Outer Kitsissut

Geography
- Location: Labrador Sea Southern Greenland
- Coordinates: 60°45′N 48°24′W﻿ / ﻿60.750°N 48.400°W
- Major islands: Thorstein
- Highest elevation: 116 m (381 ft)

Administration
- Greenland
- Municipality: Kujalleq

Demographics
- Population: 0

= Outer Kitsissut =

Island group in Greenland

Outer Kitsissut (Kitsissut Avalliit; Ydre Kitsissut, old spelling Ydre Kitsigsut), also known as Thorstein Islands or Torstein Islands, is an island group in the Kujalleq municipality in southern Greenland. Outer Kitsissut is an important ecological area, primarily for its position as a breeding ground for seabirds, and is classified as a Ramsar site. Closest major settlements include Arsuk, Qassimiut and Qaqortoq.

==Geography==
Outer Kitsissut is located 9.5 km to the west-north-west of Cape Desolation 5 km from the shore. It is a compact cluster of small islets and rocks, with a length of 10 km and a width of 5 km. The highest and largest islet is Thorstein Island in the centre of the group, having a maximum length of about 0.7 km with a maximum height of 116 m.

The Inner Kitsissut group lies 4 km to the northeast of the northern end of the cluster at the mouth of the Coppermine Bay.

== Ecology ==
The Kitsissut archipelago is known as the only breeding reserve for birds of southern Greenland.
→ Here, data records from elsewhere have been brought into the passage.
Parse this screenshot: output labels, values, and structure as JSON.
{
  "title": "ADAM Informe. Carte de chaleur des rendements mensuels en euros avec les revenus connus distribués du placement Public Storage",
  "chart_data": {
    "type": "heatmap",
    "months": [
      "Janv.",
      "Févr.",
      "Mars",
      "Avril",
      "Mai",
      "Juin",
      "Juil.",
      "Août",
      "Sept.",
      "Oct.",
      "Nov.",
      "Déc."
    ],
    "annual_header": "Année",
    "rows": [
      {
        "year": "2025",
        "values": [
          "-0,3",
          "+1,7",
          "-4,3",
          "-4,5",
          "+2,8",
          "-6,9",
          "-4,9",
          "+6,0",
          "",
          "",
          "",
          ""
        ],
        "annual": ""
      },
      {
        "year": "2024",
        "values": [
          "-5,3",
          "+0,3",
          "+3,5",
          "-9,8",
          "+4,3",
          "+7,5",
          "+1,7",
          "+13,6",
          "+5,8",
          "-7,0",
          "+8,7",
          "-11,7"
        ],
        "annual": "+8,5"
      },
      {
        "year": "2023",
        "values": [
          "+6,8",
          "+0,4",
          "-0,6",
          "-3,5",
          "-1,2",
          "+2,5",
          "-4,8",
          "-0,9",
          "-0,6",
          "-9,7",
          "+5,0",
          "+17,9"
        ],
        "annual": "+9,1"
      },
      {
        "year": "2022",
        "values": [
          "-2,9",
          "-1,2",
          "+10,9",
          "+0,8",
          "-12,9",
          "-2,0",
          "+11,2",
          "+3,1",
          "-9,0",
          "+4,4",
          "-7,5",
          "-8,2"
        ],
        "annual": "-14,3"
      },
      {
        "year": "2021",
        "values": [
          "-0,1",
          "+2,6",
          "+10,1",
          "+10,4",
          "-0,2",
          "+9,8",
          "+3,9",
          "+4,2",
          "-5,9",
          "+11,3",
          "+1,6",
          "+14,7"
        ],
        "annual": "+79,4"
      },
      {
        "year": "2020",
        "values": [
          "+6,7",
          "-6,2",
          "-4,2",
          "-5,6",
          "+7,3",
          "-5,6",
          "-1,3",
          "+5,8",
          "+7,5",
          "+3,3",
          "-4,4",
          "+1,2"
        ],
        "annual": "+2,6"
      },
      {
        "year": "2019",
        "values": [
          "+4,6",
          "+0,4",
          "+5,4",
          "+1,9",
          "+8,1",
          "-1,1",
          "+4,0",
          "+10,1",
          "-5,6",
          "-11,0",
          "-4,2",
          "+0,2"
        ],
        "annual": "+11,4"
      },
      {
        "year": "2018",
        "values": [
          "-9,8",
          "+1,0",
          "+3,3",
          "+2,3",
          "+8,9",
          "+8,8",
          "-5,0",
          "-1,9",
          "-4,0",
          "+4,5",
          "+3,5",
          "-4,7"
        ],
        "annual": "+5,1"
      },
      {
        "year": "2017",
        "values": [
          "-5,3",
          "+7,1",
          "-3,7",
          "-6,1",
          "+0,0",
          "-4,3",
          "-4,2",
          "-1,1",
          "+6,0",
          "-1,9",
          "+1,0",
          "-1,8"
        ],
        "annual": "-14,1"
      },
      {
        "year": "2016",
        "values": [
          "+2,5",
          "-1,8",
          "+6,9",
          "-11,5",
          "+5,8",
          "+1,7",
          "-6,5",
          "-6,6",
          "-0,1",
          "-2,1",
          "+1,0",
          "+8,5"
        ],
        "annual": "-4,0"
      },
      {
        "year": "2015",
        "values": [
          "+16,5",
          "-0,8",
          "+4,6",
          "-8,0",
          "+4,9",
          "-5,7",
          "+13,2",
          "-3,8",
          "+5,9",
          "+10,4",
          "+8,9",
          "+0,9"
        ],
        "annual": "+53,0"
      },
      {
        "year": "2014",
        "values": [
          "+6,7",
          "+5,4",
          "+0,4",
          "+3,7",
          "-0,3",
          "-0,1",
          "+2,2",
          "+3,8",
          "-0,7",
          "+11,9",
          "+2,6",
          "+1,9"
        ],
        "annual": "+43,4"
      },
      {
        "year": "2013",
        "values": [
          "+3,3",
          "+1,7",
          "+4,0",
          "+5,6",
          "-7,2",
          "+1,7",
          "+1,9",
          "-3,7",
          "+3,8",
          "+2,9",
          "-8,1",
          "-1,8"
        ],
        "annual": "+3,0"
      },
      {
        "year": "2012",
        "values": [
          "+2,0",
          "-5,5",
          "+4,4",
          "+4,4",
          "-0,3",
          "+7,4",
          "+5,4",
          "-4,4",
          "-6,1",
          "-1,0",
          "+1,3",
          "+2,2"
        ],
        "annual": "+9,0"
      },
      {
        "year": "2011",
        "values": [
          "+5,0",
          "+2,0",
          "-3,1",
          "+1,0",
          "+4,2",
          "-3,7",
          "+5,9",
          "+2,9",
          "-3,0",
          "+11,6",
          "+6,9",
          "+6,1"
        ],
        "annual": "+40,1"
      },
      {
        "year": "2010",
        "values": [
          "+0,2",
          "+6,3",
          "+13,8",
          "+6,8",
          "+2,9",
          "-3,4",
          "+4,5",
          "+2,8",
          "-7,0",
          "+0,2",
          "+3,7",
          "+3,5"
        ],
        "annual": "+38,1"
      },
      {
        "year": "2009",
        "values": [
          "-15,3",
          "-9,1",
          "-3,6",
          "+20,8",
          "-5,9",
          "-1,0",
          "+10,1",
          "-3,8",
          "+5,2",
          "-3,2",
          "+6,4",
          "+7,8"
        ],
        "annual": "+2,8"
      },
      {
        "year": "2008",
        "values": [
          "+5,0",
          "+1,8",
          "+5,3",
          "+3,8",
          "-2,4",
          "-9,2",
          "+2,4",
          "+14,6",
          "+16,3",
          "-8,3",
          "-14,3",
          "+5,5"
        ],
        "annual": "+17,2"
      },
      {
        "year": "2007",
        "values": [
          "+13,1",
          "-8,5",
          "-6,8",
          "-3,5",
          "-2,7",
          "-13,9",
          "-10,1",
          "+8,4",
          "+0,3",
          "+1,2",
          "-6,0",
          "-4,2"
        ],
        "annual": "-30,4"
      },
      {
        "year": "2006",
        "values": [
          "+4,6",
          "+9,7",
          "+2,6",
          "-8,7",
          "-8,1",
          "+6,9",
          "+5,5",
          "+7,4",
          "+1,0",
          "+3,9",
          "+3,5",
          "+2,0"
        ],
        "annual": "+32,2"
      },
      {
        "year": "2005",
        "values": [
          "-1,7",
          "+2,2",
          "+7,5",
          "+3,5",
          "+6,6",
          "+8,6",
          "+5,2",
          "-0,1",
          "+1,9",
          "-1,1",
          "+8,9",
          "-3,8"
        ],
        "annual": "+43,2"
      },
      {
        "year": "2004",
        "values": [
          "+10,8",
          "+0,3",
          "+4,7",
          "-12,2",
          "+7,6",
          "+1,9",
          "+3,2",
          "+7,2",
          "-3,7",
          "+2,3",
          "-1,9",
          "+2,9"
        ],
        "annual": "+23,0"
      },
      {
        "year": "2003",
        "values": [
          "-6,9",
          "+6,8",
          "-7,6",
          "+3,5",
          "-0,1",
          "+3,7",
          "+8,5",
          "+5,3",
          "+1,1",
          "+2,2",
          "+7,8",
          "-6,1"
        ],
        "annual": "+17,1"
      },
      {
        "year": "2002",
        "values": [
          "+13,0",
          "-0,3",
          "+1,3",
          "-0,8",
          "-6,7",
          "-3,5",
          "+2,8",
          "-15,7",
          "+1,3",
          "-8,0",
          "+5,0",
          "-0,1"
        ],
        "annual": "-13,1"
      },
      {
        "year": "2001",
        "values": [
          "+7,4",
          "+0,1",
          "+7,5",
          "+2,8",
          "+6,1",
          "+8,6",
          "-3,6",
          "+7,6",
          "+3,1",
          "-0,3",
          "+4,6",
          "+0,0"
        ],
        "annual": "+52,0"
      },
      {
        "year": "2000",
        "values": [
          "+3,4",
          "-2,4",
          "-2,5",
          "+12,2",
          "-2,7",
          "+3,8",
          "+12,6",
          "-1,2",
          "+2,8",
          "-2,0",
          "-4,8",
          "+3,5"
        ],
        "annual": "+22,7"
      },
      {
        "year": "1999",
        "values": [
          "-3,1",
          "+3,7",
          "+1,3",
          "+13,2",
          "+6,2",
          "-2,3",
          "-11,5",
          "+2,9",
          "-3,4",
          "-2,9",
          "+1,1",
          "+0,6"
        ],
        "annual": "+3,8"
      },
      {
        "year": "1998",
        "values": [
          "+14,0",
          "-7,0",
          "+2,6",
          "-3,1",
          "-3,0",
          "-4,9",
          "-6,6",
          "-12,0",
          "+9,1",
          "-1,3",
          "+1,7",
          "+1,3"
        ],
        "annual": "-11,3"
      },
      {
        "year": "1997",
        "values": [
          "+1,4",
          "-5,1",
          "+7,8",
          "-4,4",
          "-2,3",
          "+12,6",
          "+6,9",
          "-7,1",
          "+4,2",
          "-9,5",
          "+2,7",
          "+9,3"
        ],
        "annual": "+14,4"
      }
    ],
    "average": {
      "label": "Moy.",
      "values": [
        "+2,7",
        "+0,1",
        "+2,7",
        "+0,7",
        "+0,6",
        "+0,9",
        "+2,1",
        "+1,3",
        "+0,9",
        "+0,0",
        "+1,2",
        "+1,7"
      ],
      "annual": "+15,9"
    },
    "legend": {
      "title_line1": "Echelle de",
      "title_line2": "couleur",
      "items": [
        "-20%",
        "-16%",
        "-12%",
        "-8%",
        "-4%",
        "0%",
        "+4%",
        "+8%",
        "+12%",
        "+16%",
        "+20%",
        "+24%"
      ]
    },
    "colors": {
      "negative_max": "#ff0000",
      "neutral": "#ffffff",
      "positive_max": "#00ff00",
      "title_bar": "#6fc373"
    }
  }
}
As of 1992, major breeding species include the northern fulmar (Fulmarus glacialis), razorbill (Alca torda), black-legged kittiwake (Rissa tridactyla), and Atlantic puffin (Fratercula arctica), together with various Larus, Uria and Somateria species. However, significant decline has been reported from several birds in the 1992 report based on previous reports of the 70s, largely due to a prolonged cold climate during the 1991/92 winter, including habitat disturbances from egg harvesting. A preliminary study from 2009 till 2011 reported further significant population decline from egg harvesting, although some species with more inaccessible nests are less prone to decline.